I went off track for a minute, but these last 13 days have me thinking about what WE'RE eating, sure, but also what she's eating...or won't eat. Also, writing this blog is making me think about how our food looks. Bird isn't one to be fooled by cute presentation. Bento boxes don't make her want to dive into something gross. If I tell her something is celery and almond butter, though, she's game. Just like us, she wants to know what is IN her food.
Unless it's processed cinnamon waffles. Then just make 18 of them and put them in her mouth before she kills you.
The next day would be her birthday, and an entire day off. for all of us We were set to wrap presents that night, but I fell asleep putting her to bed, likely lulled by thoughts of Simon LeBon's hair brushing my cheek...I really am sorry.
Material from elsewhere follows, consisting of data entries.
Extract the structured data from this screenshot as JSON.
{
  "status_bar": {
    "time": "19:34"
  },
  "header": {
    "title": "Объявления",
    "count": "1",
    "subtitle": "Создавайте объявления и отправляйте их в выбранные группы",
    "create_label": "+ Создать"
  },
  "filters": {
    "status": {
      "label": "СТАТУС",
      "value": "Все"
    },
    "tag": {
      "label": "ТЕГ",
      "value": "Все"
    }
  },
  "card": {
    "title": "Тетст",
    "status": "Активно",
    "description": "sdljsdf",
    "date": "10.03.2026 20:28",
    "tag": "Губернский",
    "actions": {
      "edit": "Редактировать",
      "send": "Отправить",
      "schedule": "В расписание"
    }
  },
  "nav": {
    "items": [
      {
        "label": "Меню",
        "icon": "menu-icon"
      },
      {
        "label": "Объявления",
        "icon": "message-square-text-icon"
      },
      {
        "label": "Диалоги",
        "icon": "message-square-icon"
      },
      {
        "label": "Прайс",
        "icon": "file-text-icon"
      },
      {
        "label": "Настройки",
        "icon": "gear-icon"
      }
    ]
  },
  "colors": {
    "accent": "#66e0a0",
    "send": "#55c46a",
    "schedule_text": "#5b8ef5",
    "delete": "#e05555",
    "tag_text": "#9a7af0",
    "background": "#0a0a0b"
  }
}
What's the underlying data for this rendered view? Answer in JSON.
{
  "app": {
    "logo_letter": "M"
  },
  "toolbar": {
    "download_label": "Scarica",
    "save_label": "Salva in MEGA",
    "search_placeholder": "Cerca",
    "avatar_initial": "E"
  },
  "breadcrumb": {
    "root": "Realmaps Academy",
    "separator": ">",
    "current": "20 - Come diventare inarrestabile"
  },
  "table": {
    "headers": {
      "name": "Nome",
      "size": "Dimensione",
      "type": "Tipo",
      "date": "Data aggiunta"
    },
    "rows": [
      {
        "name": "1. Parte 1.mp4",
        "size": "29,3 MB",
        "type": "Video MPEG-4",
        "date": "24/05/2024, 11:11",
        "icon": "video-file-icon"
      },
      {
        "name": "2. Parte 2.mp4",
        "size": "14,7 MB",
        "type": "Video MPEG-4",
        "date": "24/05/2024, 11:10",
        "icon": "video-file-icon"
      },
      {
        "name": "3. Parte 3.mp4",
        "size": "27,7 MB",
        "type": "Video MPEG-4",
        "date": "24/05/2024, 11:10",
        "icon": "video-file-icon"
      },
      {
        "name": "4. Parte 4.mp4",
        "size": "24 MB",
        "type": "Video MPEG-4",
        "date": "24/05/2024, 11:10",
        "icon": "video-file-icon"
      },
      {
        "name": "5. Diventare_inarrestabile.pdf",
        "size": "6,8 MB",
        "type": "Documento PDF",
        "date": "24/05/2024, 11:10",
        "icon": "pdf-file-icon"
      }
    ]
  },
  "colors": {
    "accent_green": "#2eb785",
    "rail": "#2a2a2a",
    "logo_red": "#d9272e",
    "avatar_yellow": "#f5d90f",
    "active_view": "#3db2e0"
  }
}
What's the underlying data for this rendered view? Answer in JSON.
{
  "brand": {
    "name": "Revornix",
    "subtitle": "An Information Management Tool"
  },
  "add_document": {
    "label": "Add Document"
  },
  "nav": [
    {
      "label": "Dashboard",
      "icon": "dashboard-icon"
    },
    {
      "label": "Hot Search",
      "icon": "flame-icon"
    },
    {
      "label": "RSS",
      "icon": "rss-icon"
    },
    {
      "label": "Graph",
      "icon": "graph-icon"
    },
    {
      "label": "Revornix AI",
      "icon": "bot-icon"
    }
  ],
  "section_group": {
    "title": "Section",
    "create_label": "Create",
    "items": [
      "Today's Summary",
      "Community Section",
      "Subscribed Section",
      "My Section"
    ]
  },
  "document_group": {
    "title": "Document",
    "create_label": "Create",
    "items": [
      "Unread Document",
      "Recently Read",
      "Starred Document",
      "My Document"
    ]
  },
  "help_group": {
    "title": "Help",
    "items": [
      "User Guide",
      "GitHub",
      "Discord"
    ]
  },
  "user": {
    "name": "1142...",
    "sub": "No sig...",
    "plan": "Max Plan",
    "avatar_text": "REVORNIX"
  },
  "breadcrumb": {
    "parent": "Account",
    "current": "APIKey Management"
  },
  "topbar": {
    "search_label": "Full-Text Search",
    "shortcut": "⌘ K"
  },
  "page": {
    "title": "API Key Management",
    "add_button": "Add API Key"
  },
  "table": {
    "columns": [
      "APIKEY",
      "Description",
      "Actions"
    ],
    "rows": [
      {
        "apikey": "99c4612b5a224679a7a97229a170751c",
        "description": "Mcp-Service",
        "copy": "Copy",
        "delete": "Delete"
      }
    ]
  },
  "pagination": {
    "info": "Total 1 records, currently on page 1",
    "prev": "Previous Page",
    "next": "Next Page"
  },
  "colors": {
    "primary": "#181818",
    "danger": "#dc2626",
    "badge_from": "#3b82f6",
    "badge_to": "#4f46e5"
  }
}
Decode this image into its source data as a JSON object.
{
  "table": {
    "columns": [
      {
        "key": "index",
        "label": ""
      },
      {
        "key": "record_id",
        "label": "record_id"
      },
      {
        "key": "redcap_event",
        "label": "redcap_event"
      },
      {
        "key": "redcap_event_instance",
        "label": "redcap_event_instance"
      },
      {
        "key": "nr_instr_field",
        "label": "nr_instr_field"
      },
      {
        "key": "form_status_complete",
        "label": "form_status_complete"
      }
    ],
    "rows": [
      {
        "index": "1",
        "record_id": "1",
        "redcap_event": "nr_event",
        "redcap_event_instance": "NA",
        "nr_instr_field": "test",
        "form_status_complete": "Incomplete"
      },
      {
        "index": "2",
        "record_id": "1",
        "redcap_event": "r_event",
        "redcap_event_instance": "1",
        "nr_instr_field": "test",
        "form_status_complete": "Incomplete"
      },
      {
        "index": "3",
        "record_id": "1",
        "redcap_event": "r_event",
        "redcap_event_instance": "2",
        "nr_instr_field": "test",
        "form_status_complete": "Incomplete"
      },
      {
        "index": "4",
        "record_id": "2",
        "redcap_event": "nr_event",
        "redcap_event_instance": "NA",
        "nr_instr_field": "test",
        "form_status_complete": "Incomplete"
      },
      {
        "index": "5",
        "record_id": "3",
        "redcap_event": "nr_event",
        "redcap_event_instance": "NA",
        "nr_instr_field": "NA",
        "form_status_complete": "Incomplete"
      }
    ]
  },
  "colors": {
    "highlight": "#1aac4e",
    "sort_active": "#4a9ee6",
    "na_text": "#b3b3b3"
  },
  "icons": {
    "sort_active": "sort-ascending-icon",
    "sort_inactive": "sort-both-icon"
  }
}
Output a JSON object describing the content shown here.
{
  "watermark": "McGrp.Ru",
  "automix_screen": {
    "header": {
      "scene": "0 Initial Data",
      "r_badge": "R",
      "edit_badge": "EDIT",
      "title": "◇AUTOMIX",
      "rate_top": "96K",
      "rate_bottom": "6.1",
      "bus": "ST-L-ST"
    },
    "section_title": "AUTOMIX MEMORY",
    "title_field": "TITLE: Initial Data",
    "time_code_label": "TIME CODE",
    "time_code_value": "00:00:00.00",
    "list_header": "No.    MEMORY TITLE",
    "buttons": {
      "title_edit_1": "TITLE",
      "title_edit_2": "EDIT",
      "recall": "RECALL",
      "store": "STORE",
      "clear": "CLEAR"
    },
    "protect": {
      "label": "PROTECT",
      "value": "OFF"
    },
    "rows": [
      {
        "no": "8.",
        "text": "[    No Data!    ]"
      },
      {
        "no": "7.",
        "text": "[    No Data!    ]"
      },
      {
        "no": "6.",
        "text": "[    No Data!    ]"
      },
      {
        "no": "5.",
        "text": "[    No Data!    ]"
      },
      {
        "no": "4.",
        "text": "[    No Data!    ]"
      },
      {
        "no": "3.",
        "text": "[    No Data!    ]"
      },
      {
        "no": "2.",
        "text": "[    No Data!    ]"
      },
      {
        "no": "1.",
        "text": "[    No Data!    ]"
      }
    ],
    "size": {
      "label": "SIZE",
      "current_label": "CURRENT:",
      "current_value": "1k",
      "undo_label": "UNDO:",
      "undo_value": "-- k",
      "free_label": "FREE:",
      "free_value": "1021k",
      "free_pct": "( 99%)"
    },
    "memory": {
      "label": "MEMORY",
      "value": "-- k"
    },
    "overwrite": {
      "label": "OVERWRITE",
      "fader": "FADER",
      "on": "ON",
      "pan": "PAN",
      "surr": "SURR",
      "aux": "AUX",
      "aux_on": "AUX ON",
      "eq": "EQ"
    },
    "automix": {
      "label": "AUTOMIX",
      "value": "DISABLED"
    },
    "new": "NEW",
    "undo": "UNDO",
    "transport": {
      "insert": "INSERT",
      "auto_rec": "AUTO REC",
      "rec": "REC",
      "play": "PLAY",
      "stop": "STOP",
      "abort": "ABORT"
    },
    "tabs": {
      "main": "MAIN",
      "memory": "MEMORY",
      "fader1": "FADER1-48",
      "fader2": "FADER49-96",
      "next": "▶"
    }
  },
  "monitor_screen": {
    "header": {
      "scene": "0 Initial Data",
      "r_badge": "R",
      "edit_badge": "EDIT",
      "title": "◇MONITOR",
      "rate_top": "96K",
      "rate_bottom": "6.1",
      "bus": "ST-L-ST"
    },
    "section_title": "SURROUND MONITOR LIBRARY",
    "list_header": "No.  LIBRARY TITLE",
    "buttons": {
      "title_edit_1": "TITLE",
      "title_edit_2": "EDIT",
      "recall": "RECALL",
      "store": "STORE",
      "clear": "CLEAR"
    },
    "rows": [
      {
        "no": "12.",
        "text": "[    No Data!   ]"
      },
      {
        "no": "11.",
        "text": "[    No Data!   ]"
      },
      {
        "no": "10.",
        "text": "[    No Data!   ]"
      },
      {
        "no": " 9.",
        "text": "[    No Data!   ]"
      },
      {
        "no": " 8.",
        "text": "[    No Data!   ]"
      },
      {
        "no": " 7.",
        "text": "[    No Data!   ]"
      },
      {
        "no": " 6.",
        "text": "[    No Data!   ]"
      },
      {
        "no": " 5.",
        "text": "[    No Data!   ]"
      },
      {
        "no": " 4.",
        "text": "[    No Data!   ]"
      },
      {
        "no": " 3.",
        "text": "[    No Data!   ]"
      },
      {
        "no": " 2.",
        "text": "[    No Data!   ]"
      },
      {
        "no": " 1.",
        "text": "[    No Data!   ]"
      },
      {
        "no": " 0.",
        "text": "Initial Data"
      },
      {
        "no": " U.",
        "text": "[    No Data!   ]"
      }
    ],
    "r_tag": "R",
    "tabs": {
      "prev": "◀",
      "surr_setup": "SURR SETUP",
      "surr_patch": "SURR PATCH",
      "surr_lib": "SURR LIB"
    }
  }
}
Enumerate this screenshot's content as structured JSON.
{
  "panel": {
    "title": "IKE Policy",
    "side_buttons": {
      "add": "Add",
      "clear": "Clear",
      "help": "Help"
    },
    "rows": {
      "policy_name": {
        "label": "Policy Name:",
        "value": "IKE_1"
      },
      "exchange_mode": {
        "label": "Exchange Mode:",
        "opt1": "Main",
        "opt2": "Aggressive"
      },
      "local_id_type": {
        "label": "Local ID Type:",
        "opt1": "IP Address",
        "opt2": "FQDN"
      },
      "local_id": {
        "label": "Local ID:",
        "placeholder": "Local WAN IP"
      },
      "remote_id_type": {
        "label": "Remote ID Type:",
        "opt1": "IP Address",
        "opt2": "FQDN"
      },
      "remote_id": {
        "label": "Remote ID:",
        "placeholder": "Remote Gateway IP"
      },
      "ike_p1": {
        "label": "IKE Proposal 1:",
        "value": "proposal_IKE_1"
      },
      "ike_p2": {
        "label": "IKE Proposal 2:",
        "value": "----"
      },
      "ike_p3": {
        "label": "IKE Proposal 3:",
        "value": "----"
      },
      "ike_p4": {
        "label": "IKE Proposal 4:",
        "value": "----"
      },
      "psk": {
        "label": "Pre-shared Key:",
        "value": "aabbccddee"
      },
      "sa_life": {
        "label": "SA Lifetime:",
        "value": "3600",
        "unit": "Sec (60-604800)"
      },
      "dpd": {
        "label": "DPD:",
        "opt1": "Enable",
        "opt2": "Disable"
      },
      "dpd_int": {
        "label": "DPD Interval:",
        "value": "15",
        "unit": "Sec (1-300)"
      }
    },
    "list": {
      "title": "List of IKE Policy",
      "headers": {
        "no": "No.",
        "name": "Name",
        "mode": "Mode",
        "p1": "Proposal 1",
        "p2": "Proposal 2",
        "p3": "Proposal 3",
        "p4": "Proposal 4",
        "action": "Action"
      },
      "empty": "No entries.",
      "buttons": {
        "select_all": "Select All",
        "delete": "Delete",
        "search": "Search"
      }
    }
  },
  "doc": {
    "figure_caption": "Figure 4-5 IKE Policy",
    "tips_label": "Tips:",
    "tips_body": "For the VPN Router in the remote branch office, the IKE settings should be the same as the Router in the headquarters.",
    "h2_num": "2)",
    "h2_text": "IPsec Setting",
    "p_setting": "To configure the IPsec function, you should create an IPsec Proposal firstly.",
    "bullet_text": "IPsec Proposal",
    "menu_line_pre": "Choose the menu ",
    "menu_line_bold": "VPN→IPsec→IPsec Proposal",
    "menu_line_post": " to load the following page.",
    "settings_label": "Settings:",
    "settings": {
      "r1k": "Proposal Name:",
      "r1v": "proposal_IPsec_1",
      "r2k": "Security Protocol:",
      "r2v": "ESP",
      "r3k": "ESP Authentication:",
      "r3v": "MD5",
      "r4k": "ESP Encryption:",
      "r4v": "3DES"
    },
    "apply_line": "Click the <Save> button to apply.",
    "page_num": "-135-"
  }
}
It just seems to keep happening. I think I have it under control and then...an August moon surrenders to a dust cloud on the rise...
*stares*
*drools*
Anyway. I woke up at about 11pm, shuffled out to the living room, and told my husband we'd wake up early to wrap the gifts. I needed sleep. I had dreams of Meuslove and Duran Duran to get to. Judge me if you want. I'm taking all the tiny bits of happiness I can find, here.